Ça montre nos corps -mon corps- dans leur état le plus naturels, réel et sensible.
Ça parle de nos souffrances -les miennes. Celles qui s'extériorisent, celles qui sont plus fortes que nous -que moi-, qui nous rentrent dedans, nous écrasent et nous blessent. Celles aussi qui nous font nous sentir libres, vivants et qui nous font -me font- voler et respirer.
Ça traite de l'identité -mon identité- celle d'où l'on sort, dont on s'échappe et où l'on va.

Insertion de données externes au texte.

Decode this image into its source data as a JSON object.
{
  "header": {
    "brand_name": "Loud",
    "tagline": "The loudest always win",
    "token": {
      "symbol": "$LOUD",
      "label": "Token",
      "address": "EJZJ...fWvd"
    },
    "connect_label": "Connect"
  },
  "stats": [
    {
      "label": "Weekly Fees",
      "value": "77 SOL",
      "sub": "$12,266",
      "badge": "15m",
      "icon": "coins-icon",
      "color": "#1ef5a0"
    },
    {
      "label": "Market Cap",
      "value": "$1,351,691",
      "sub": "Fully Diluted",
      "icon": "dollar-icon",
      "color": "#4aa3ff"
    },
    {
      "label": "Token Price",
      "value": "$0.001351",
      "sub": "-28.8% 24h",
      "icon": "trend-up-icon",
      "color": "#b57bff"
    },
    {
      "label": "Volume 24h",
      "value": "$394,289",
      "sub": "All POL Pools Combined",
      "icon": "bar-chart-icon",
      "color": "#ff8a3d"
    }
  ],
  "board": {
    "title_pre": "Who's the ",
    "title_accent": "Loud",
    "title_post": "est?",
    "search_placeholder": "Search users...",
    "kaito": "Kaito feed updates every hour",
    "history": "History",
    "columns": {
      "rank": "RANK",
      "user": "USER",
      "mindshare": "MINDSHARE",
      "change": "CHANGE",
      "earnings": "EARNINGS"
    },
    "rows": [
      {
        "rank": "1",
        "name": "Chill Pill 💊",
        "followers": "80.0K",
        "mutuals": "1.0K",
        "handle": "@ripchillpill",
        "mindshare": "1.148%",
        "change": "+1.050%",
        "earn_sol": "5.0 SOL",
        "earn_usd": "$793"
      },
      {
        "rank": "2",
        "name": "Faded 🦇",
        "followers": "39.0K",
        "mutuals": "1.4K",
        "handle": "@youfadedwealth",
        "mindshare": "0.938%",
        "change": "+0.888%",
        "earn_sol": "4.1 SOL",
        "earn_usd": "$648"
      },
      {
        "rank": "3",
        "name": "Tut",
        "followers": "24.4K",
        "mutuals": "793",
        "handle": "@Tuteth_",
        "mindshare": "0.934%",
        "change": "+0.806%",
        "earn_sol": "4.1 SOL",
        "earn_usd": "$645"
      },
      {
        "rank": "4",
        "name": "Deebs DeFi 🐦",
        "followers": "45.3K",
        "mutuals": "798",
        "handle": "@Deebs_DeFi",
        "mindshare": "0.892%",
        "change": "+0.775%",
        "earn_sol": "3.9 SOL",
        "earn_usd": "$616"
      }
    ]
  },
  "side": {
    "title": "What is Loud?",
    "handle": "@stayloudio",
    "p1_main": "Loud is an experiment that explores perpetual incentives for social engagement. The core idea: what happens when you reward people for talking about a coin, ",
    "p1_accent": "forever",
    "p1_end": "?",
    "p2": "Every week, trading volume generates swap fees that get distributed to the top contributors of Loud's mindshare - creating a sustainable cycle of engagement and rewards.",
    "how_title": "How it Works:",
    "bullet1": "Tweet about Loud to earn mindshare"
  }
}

Ça parle de nos choix -de mon choix. Raconter avec nos corps, avec de la musique, des chants, avec des images aussi. Un cirque documentaire en V.O. Notre cirque.
BlancaLuz Capella, Rafael Moraes, Mathieu Boccaren, Damien Dutrait et Ben Miquet. Quel est le fil, invisible et universel, qui relie ces cinq individus. Une culture commune ? Une éducation parfaite ? Peut-être cette appétence particulière pour l’expression artistique ? Leurs papiers d’identité ? Une blessure secrète ?... Qui connaît l’élément déterminant dans leurs histoires singulières qui les amènent aujourd’hui à créer ce spectacle ?
À l’origine du projet, il y a cette envie simple : se raconter sur scène. Dans un documentaire en forme d’autofiction conçu non sur quelques velléités égocentriques mais plutôt comme le miroir d’une société-monde où l’on se s’est jamais autant senti étranger.
Qui n’a jamais éprouvé le sentiment d’être étranger ? Dans un autre pays, une ville nouvelle, face à une autre langue, émigré ou simple visiteur…
Débarqués du Brésil, du Nord-Pas-de-Calais, d’Argentine, du XIe arrondissement de Paris, nés dans les années 70 ou 80, ils viennent de tous horizons présenter une image intime et transcendée de leurs personnalités fondues dans une aventure collective. Ici la voix, les corps, les images et les sons se superposent et s’agencent pour former un témoignage d’humanité.
On y parle de dictature et de disparus, de blessures physiques et de tango, de luttes sociales et de techniques acrobatiques… Les trajectoires personnelles croisent l’histoire collective de leurs origines et de leurs cultures et se révèlent l’un l’autre
Avec toujours cette même peur face à l’inconnu, face toute forme de violence physique, politique ou psychologique. Avec aussi, la force du partage et de la solidarité. Ce propos ambitieux puise toute sa radicalité dans une simplicité apparente qui s’affiche à vue et sans artifice.